The first thing you see when you walk into Jerry Jenkins's office in his compound outside Colorado Springs is a pair of what look like size-XXL Yankees jerseys framed on the wall, celebrating his weeks at the top of the secular world's most prestigious best-seller list. On the back of one is the name JENKINS and the figure 1; on the front of the other, the word TIMES under the NY logo. They probably still fit him, even though he's lost 115 pounds on a low-carb diet.

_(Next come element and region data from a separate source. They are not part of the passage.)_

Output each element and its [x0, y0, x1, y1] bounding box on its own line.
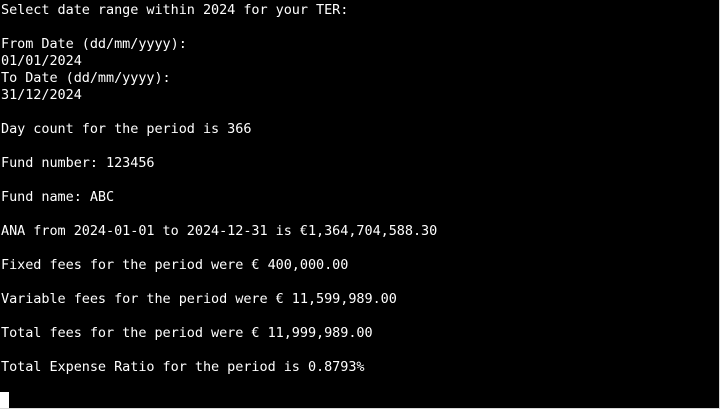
fixed-fees-output: Fixed fees for the period were € 400,000…: [1, 257, 349, 273]
text-cursor[interactable]: [0, 392, 9, 408]
fund-name-output: Fund name: ABC: [1, 189, 115, 205]
terminal-window[interactable]: Select date range within 2024 for your T…: [0, 0, 720, 409]
input-from-date: 01/01/2024: [1, 53, 82, 69]
prompt-from-date: From Date (dd/mm/yyyy):: [1, 36, 187, 52]
ter-output: Total Expense Ratio for the period is 0.…: [1, 359, 365, 375]
ana-output: ANA from 2024-01-01 to 2024-12-31 is €1,…: [1, 223, 438, 239]
input-to-date: 31/12/2024: [1, 87, 82, 103]
day-count-output: Day count for the period is 366: [1, 121, 252, 137]
total-fees-output: Total fees for the period were € 11,999,…: [1, 325, 373, 341]
fund-number-output: Fund number: 123456: [1, 155, 155, 171]
prompt-date-range: Select date range within 2024 for your T…: [1, 2, 349, 18]
prompt-to-date: To Date (dd/mm/yyyy):: [1, 70, 171, 86]
variable-fees-output: Variable fees for the period were € 11,5…: [1, 291, 397, 307]
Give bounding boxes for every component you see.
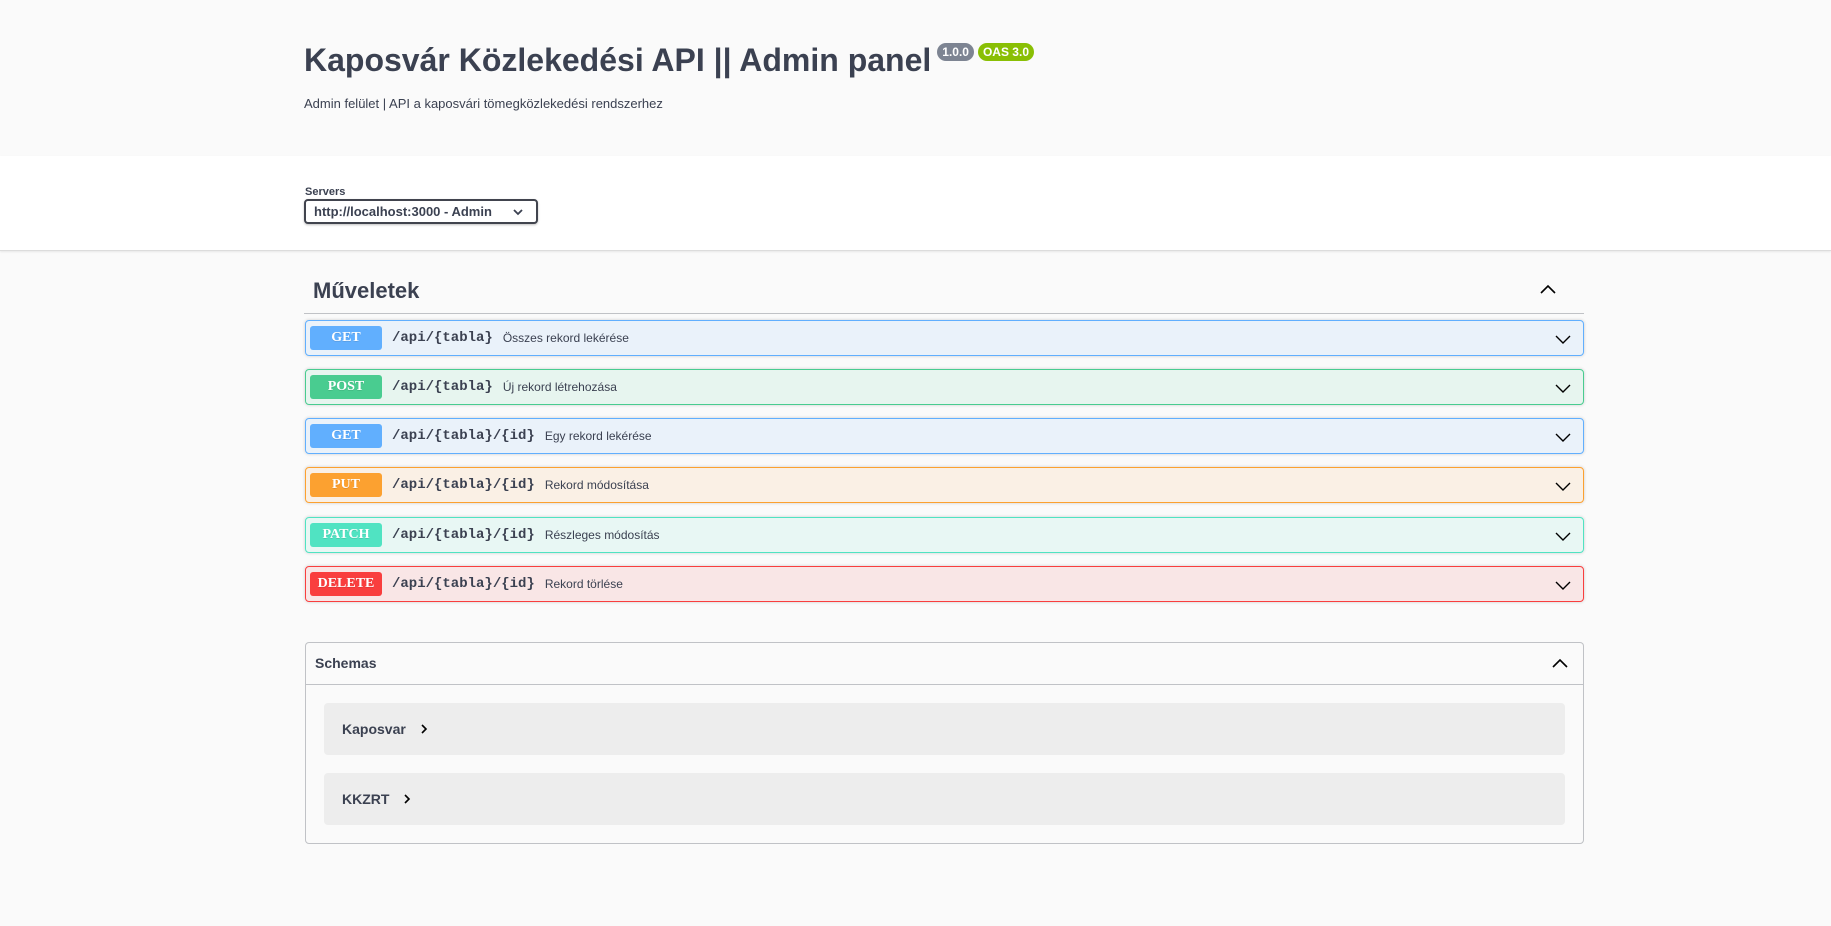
schema-model-name: Kaposvar	[342, 721, 406, 737]
operations-section-title: Műveletek	[313, 278, 420, 303]
operation-get-one[interactable]: GET /api/{tabla}/{id} Egy rekord lekérés…	[305, 418, 1584, 454]
operation-path: /api/{tabla}	[392, 379, 493, 395]
schema-model-kkzrt[interactable]: KKZRT	[324, 773, 1565, 825]
schema-model-name: KKZRT	[342, 791, 390, 807]
chevron-down-icon[interactable]	[1555, 429, 1571, 445]
operation-summary: Rekord módosítása	[544, 478, 649, 492]
operation-delete[interactable]: DELETE /api/{tabla}/{id} Rekord törlése	[305, 566, 1584, 602]
operation-summary: Részleges módosítás	[544, 528, 660, 542]
chevron-right-icon	[421, 724, 427, 734]
operation-post[interactable]: POST /api/{tabla} Új rekord létrehozása	[305, 369, 1584, 405]
chevron-down-icon[interactable]	[1555, 478, 1571, 494]
schemas-header[interactable]: Schemas	[306, 643, 1583, 685]
operation-summary: Rekord törlése	[544, 577, 623, 591]
operation-path: /api/{tabla}/{id}	[392, 428, 535, 444]
method-badge: POST	[310, 375, 382, 399]
operation-path: /api/{tabla}/{id}	[392, 576, 535, 592]
operation-summary: Új rekord létrehozása	[502, 380, 617, 394]
schema-model-kaposvar[interactable]: Kaposvar	[324, 703, 1565, 755]
method-badge: DELETE	[310, 572, 382, 596]
api-title: Kaposvár Közlekedési API || Admin panel	[304, 42, 932, 78]
servers-selected-value: http://localhost:3000 - Admin	[314, 204, 492, 219]
version-badge: 1.0.0	[937, 43, 974, 61]
operation-summary: Összes rekord lekérése	[502, 331, 629, 345]
operation-path: /api/{tabla}/{id}	[392, 477, 535, 493]
method-badge: GET	[310, 326, 382, 350]
oas-badge: OAS 3.0	[977, 43, 1034, 61]
chevron-right-icon	[404, 794, 411, 804]
chevron-down-icon	[513, 209, 523, 216]
servers-section	[0, 156, 1831, 251]
operation-patch[interactable]: PATCH /api/{tabla}/{id} Részleges módosí…	[305, 517, 1584, 553]
chevron-down-icon[interactable]	[1555, 331, 1571, 347]
operation-get-all[interactable]: GET /api/{tabla} Összes rekord lekérése	[305, 320, 1584, 356]
schemas-section: Schemas Kaposvar KKZRT	[305, 642, 1584, 844]
method-badge: PATCH	[310, 523, 382, 547]
method-badge: PUT	[310, 473, 382, 497]
api-description: Admin felület | API a kaposvári tömegköz…	[304, 96, 663, 111]
chevron-down-icon[interactable]	[1555, 577, 1571, 593]
operation-summary: Egy rekord lekérése	[544, 429, 652, 443]
operation-path: /api/{tabla}	[392, 330, 493, 346]
chevron-up-icon[interactable]	[1551, 655, 1569, 673]
chevron-up-icon[interactable]	[1538, 280, 1558, 300]
servers-select[interactable]: http://localhost:3000 - Admin	[304, 199, 538, 224]
method-badge: GET	[310, 424, 382, 448]
operation-path: /api/{tabla}/{id}	[392, 527, 535, 543]
api-title-row: Kaposvár Közlekedési API || Admin panel …	[304, 40, 1034, 80]
servers-label: Servers	[305, 186, 346, 198]
operation-put[interactable]: PUT /api/{tabla}/{id} Rekord módosítása	[305, 467, 1584, 503]
chevron-down-icon[interactable]	[1555, 380, 1571, 396]
schemas-title: Schemas	[315, 655, 377, 671]
chevron-down-icon[interactable]	[1555, 528, 1571, 544]
operations-section-header[interactable]: Műveletek	[304, 270, 1584, 314]
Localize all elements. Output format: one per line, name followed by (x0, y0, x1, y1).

Jenkins had wanted to be a ballplayer ("Didn't we all?") until he hurt his knee in high school; later, he says, "it was my dream to compete in the mainstream-fiction market." Those shirts are pure autobiography, up there for anyone to see.

Jenkins is chronically modest: about his lack of a college degree, about his 150-odd books--"I don't sing or dance or preach; that's all I do"--and most of all about his literary gifts. "I was in Sam's Club the other day, standing behind a woman carrying a copy of 'Left Behind' in one hand and a fifth of whisky in the other. Something was going to put her to sleep that night." But it's clearly cost him some struggle to come to terms with what sort of writer he is. "Pedestrian writing, thin characters--I can handle the criticism," he says. "I write to pedestrians. And I am a pedestrian. I write the best I can. I know I'm never going to be revered as some classic writer. I don't claim to be C. S. Lewis. The literary-type writers, I admire them. I wish I was smart enough to write a book that's hard to read, you know?"